Bradford

Bradford killer of brother, nine, detained

Jack Taylor
Image caption Jack suffered multiple stab wounds in the attack in February 2010

A man who admitted killing his nine-year-old brother has been given an indefinite hospital order by a judge.

Daniel Taylor, 21, pleaded guilty in June at Bradford Crown Court to the manslaughter of Jack.

The boy died after being stabbed by his brother at a house on Rookes Avenue, Bradford, on 18 February 2010.

The court heard Taylor was a paranoid schizophrenic and was probably suffering "an abnormality of the mind" when he killed his brother.

Taylor stabbed his young brother to death just hours after community mental health workers left his house saying there was no immediate problem, the court heard.

He sat in the dock surrounded by guards and carers and showed no emotion as the court was told about the attack on his brother and his history of mental health problems.

The court heard he was told he had doted on Jack when he was born, they were close and he loved him very much.

But Simon Bourne-Arton QC, prosecuting, said Taylor had been diagnosed with paranoid schizophrenia a number of years earlier and also had problems with cannabis use and alcohol.

From May to August 2009 he was admitted to Lynfield Mount Hospital in Bradford and, when he was released, he was monitored by a community mental health team.

'Hearing voices'

The court heard Taylor would often fail to take his medication and eventually his condition began to deteriorate.

Mr Bourne-Arton said he was hearing voices and became more threatening towards his family.

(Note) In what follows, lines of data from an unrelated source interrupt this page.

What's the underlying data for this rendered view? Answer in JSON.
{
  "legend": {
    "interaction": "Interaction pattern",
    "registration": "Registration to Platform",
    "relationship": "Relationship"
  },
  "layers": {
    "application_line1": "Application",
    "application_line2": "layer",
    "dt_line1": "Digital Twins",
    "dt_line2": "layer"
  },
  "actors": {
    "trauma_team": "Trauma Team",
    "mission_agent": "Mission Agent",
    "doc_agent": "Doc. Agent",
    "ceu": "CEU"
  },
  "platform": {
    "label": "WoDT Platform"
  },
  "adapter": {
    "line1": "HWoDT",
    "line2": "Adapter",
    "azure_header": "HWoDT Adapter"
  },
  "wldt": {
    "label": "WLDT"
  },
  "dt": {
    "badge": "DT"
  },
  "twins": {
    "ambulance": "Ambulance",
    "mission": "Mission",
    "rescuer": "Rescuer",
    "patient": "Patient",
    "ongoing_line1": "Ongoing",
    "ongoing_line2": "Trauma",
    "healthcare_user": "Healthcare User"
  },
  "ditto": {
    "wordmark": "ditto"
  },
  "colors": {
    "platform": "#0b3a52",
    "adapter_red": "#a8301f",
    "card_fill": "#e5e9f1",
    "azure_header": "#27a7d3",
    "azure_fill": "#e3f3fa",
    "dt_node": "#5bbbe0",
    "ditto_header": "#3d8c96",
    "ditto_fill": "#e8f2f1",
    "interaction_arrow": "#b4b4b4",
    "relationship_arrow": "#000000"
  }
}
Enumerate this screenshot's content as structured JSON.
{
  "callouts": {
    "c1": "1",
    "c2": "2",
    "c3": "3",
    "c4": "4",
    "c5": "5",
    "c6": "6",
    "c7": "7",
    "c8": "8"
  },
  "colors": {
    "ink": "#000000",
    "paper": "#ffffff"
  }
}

The day before the attack his family tried to contact the mental health team as his mother became more and more concerned about his behaviour.

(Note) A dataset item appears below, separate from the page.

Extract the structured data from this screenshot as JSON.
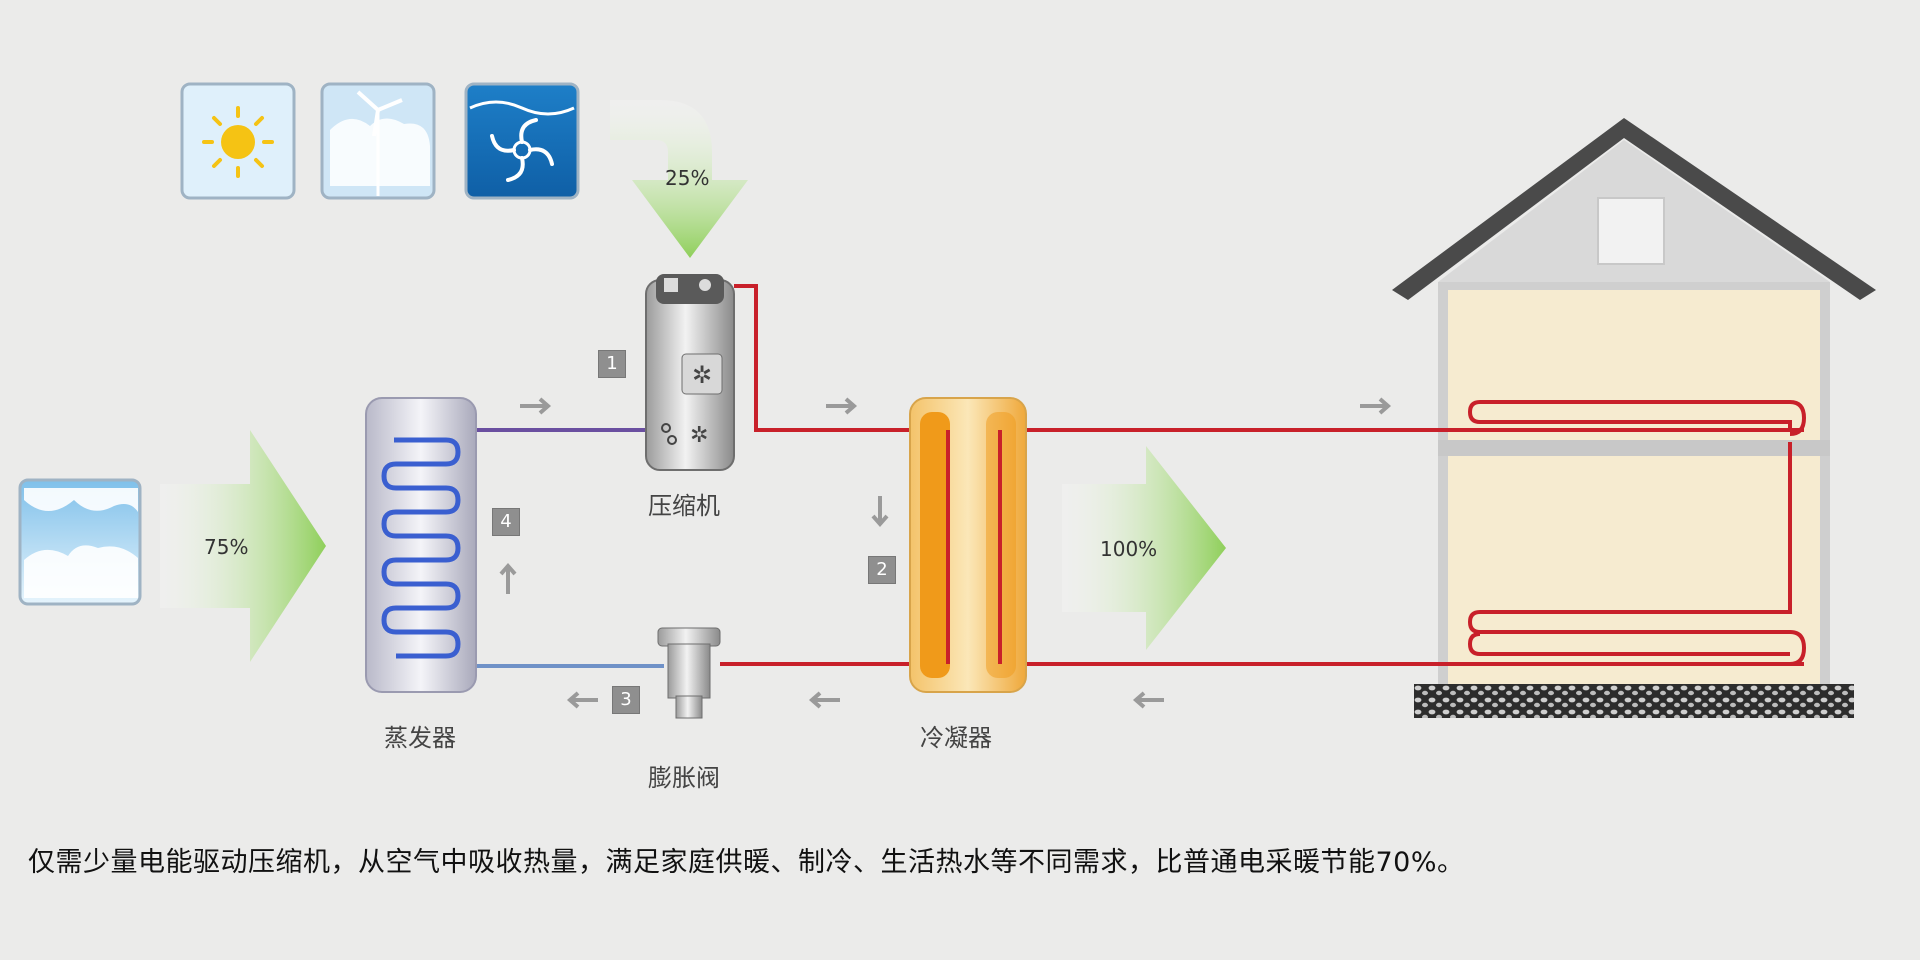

His mother said Taylor had been due a benefits payment which she feared he would spend entirely on cannabis, Judge James Goss QC heard.

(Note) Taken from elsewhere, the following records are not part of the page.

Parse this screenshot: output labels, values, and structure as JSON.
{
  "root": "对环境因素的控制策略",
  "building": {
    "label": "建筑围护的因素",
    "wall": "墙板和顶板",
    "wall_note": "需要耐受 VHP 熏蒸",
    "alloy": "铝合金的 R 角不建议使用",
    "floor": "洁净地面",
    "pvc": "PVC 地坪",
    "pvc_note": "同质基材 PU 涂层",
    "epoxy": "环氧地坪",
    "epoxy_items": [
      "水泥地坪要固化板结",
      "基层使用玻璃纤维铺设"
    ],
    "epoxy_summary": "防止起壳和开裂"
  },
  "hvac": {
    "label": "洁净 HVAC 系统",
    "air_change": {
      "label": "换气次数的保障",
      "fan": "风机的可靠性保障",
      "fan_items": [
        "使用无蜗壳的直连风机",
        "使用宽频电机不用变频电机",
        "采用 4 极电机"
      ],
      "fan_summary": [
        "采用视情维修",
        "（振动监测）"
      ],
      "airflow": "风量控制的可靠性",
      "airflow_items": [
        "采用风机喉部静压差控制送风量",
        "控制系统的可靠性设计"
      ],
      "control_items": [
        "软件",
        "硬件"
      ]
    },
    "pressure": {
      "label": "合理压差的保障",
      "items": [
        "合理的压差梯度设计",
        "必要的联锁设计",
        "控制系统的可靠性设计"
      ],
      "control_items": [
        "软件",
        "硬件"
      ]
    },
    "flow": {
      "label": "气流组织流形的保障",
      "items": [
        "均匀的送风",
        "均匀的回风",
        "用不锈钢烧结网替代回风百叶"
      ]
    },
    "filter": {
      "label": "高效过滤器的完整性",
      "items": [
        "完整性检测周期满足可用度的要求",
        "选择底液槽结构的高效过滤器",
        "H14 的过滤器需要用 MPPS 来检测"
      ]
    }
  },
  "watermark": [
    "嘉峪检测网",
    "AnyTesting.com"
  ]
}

She then found he had burned a picture of himself and was "out of his head".

Mr Bourne-Arton said Taylor's key care worker was away and on February 18, the day of the attack, his team had training which meant the message was not picked up until the afternoon.

Members of the team did visit Taylor at home later in the day.

The prosecutor said they stayed for about 20 minutes and left after concluding "there was no immediate problem or crisis".

Five hours later, he said, Taylor picked up a 8.7in (22cm) kitchen knife and went looking for his brother, Mr Bourne-Arton said.